2)アウグスティヌスやハイデッガーにおいては、「自分で時間を創造する」ことによって「時間」を持つ。しかし、彼らの時間概念は、聖書においては「『失われた』時間」・「否定された時間」・「否定的判決の時間」であり、「実在の時間」である「イエス・キリストにおける啓示の時間」から「『攻撃』された時間」である。それに対して、イエス・キリストの時間・「時間の主の時間」は、問題に満ちた非本質的な失われた「われわれの時間」の中で、「実在の成就された時間」である。ここに、「まことの現在」まことの「過去と未来が存在する」し、「神の言葉」がある。
3)(《私たちは神性を本質とするイエス・キリストにおける啓示、この》)一つの事柄に仕えなければならないのであって、ひとつの党派(《学派・教派・思想傾向・時流や時勢・社会的政治的な言説や運動》)に仕えなければならないことはない……、一つの事柄に対して自分の立場を区別しなければならないのであって、別な一つの党派に対して自分の立場を区別しなければならないわけではない……」、というイエス・キリストにおける啓示の客観的現実性の場所でしょう。
また、文学の言葉でいえば、「ただ万人を憐み、万人万物を解する神様ばかりが、われわれを憐んで下さる」、「神さまは万人を裁いて、万人を赦され」、「最後の日にやって来て」、「……われわれに、御手を伸ばされる。その時こそ何もかも合点が行く!……誰も彼も合点が行く」。「主よ、汝の王国の来たらんことを」、というドストエフスキーの『罪と罰』における終末論的なマルメラードフの告白の場所でしょう。

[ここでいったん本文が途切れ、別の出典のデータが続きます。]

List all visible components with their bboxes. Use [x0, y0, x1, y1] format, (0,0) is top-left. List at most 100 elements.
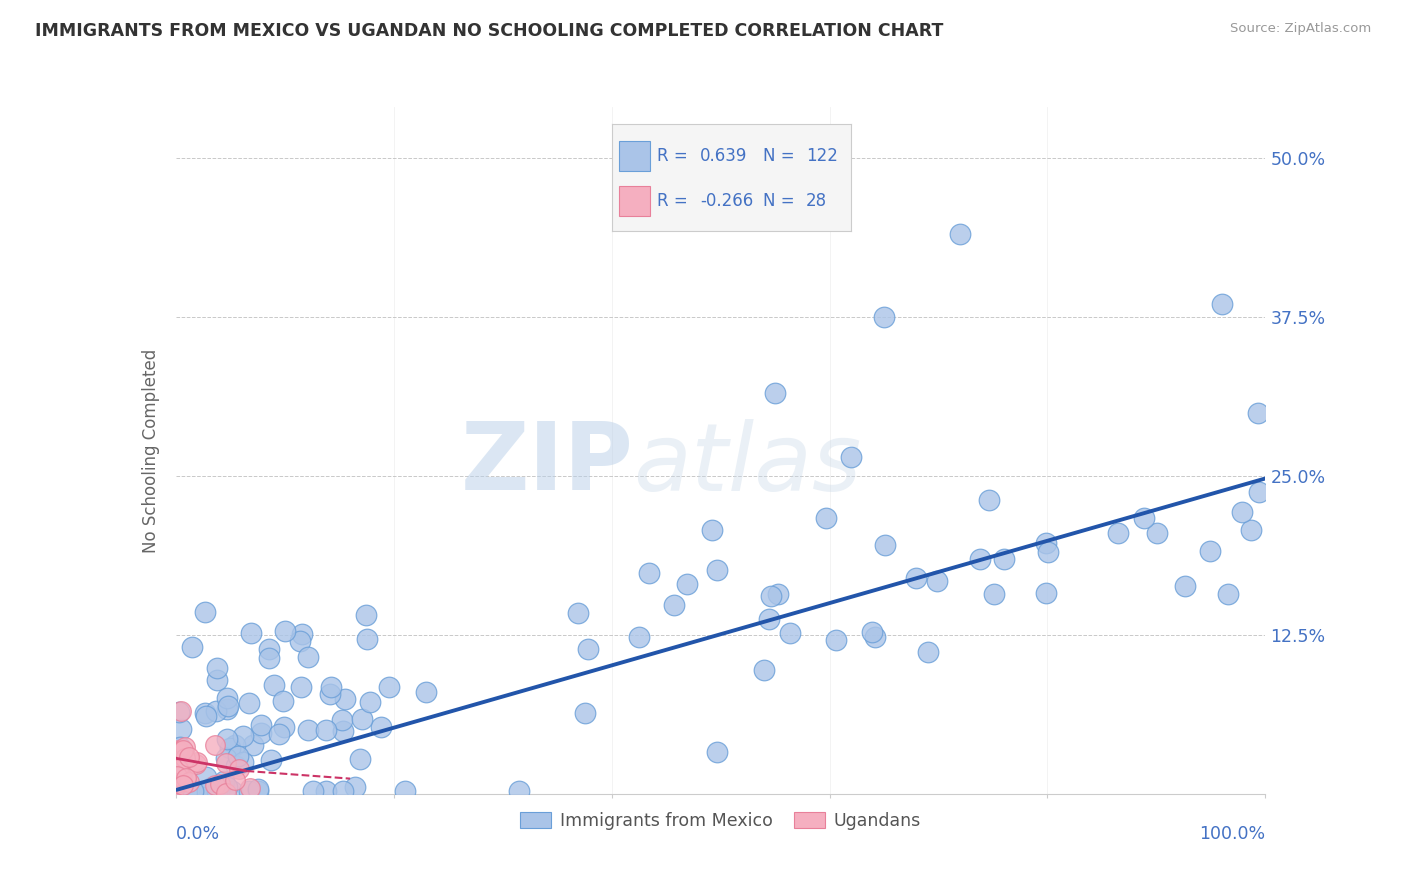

 吉本は、こうも述べています――文学者の「青年期における<感性>の鋭敏さと豊かさ」は、「無駄を忌む」「生理の鉄則」から距離を取り得ない場合、生理的な盛衰と同じように盛衰していくだろう。すなわち、創造行為と「無駄」との空隙を架橋するものは、「漱石や鴎外にはあった」、社会的存在や家族的存在の条件とは違う、「個体の存在」の問題(生活者と芸術家の二重性の問題、日常と非日常・24時間と25時間目・現実的生活と観念的生活・知識と非知識の二重性の問題)から不可避的に促される自己慰安・自己解放のための表現欲求にあるだろう。なぜなら、階級社会が存在する限り、観念を本質とする「文化、知識、芸術、政治」の世界に踏み込む時、誰であれ、不可避的に、生活的な日常の世界は虚像となり、観念的な日常の世界が実像に転倒するからである。また、観念的な「創造行為」・「<感性>の制作物」・「架空の文字を連ねること」が、近代における社会的・家族的な条件・「世俗的な条件」から規定されて、老齢期になって「空しく」・「馬鹿馬鹿しく」・「無駄」と思われてくる時、文学者の「<感性>の鋭敏さと豊かさ」は、生理的年齢と相まって衰弱する。井上は、この悲劇を、「<感性の自殺>によって」免れることができた。しかし、井上は、階級社会においては、「文学や芸術の創造にたずさわるものは、その局面ではすべて<知識人>であり、小市民」であり、このことは制度・「階級としてのプロレタリアート」も例外ではないから、「一旦、文化、知識、芸術、政治の領域に登場するや否や」、すなわち「生活の生産と再生産の外に出」て、それら「幻想の領域(≪観念的領域≫)に登場するや否や」、不可避的に、生活的日常と観念的日常の転倒による「煉獄の領域」に入らざるを得ないという事柄を究めて、「ロシア・マルクス主義哲学と文学理論」における「人間の認識と<感性>」の「時代的な制約」から超出することができなかった。
 「観念の表出」、観念的表出である知識・芸術・政治・文化自体は、自然過程として、世界史・人類史が西洋近代・資本主義に至るまでの観念の蓄積・水準を有しており、その頂にまで到達するより他なく、したがって、その頂から下降する意識過程において、階級なき社会を構想する以外にはない。このことは、制度・「階級としてのプロレタリアートといえども免れるものではない」。したがって、吉本は次のように述べるわけです――現在、高度情報社会下で生活者大衆は、言語的・映像的マス・メディアの発達によって、状況的に「非言語的、非映像的な存在」として存在することを許されなくなってしまった。言い換えれば生活者大衆は、量的にも質的にも書かれ話されるマス・コミュニケーション下に登場する知的大衆へと大きな変容を受けてしまった。とは言え、現在でも社会的存在の自然規定であるその存在は、「支配の制度」がある限り、知的大衆や知識人の自立の根拠である思想にとっての普遍的な価値基準であって、時代状況によって変容していくその現存する大衆像と大衆的課題を、自らの神学・知識に繰り込み包括していくところに知的大衆や知識人の自立思想は成立するのであり、その神学・知識のリアリティを獲得できるのであり、その神学・知識が反体制的でもあり得るのである、と。
 いずれにせよ、私は、井上のことを考えると、『福音と律法』は、あくまでも神の側の真実である主格的属格としての「イエスの信仰」・その「死と復活」、すなわちイエス・キリストにおける啓示の客観的現実性に基づいてですが、人間を、世界を、人類を、「共に理解し」・「共に感情」し・共に感覚することが出来る場所に導いてくれる書物である、と思えます。